Weeks after the Hillsborough County School Board voted to close Pizzo K-8 in 2027 due to increasing costs, teachers and community members have continued pushing back to find alternate solutions.
This week, members of Project Pizzo, a group launched to try to save the school in some capacity, met with leaders at the University of South Florida, which has leased the building to the school district since the late 1990s.
While district leaders have pointed to USF’s 2024 decision to increase the lease almost tenfold to an amount totaling $8 million over 10 years, USF officials have said it was the district’s decision after years of back-and-forth to end a lease that was more up to date with the market rate, and to demolish the almost 30-year old building, which had many maintenance needs.
While the meeting took place at the USF Patel Center, teachers and community members blew bubbles and waved balloons outside.
Liz Valdez, a second grade teacher, said she hoped even if the same property wasn’t renegotiated, some solution could be found to keep the school community together.
“This community definitely needs a lot of socioeconomic (and) health assistance, which our school provides,” she said. “Forcing us out causes a great deal of financial instability.”
Valdez said she’s seen teachers help parents in the car line with gas money, and her church has held drives for clothing and school supplies.
A retired priest at her church, Michael DeArruda, joined the group at the USF campus.
“These are two publicly funded institutions whose state charters require them to be in partnership on behalf of the greater public good,” he said. “Right now, at least one of those two entities is behaving like a big, powerful corporation, and I don’t understand how they can adopt that posture and get away with it.”
DeArruda said he hopes the two institutions can work together on some kind of solution.
“Public land, public money, public interest: there should be cohesive public good that is achieved by all of these parties,” he said. “The sad commentary throughout the country is that public education is failing, and it’s instances like this where it’s a no-brainer.
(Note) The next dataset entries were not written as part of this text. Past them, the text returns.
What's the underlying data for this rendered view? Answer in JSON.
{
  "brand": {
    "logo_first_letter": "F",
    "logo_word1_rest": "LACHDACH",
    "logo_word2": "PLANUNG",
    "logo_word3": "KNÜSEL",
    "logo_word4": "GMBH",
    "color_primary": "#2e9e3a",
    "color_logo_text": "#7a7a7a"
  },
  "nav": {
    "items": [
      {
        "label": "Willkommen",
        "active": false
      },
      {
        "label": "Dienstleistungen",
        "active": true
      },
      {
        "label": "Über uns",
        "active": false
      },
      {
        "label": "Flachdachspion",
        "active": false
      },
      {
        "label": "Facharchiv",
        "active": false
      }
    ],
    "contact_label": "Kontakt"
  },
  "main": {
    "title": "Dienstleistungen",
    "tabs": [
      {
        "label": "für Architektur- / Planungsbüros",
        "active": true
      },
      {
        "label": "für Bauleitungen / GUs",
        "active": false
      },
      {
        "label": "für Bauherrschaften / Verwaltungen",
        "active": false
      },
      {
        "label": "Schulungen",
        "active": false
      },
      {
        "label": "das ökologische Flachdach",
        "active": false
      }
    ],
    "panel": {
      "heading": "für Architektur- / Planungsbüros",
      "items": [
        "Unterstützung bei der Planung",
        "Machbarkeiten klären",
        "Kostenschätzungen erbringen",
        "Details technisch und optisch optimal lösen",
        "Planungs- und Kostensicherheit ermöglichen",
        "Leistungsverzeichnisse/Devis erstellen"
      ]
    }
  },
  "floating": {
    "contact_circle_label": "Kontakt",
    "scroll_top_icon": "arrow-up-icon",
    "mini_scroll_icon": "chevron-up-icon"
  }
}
People can step up and choose to do the right thing.”
The sentiment was shared by Anthony J. Pizzo, the son of Tony Pizzo, the namesake of the school and a Hillsborough County historian.
Pizzo and his brother Paul Pizzo attended the meeting with USF officials.
“We’re concerned,” Anthony J. Pizzo said. “It should be a conversation about education and the good of the community, about the Pizzo K-8 community, that is the students primarily, but of course, the staff and administration. But they’re not being included in the conversation.”
He said he worried it had “become more about financial considerations, and in other words, a transactional thing, rather than about education.”
He called it an “economic eviction” and said his family holds an endowment in his name to promote history research.
“This is not random,” he said. “This is a very personal connection between him and the school.”
A spokesperson for USF said the meeting was held at the request of Pizzo teachers.
“As was shared during the meeting, the decision to close Pizzo Elementary is made by the Hillsborough County School Board, not USF,” spokesperson Althea Johnson said in an email. “The school board signed a new ten-year sublease with USF in 2024, and the school board decided in 2026 to terminate the sublease.”
School board member Jessica Vaughn, who voted against closing the school and the plan to redistribute students in the way suggested by district staff, also attended the meeting, representing only herself, she said.
“I think having a conversation was really good, but it’s hard to say,” she said. “I didn’t walk away with anything that made me feel like they were anxious to revisit the agreement.”
Vaughn said she was open to revisiting alternate solutions to moving students from Pizzo, but didn’t receive immediate support to hold a board workshop to do so.
At Tuesday’s school board meeting, Pizzo community members continued to plead with the board.
Teacher Anita Bloom told board members how a charter school with plans to open a K-8 in the area was already handing out fliers in the school’s carline. Teacher Angela Colonello pointed to the $77 million willing to be spent to open a new campus at Just and Stewart Elementary. She asked if teachers could go to Tallahassee to plea their case.
“Can you invite us, and can we all go together?” she asked. “I just really want to make sure that we’re working together, and that we’re working as an entity, and we are asking the right people for money, making sure that we are asking up for money and not along the sides.”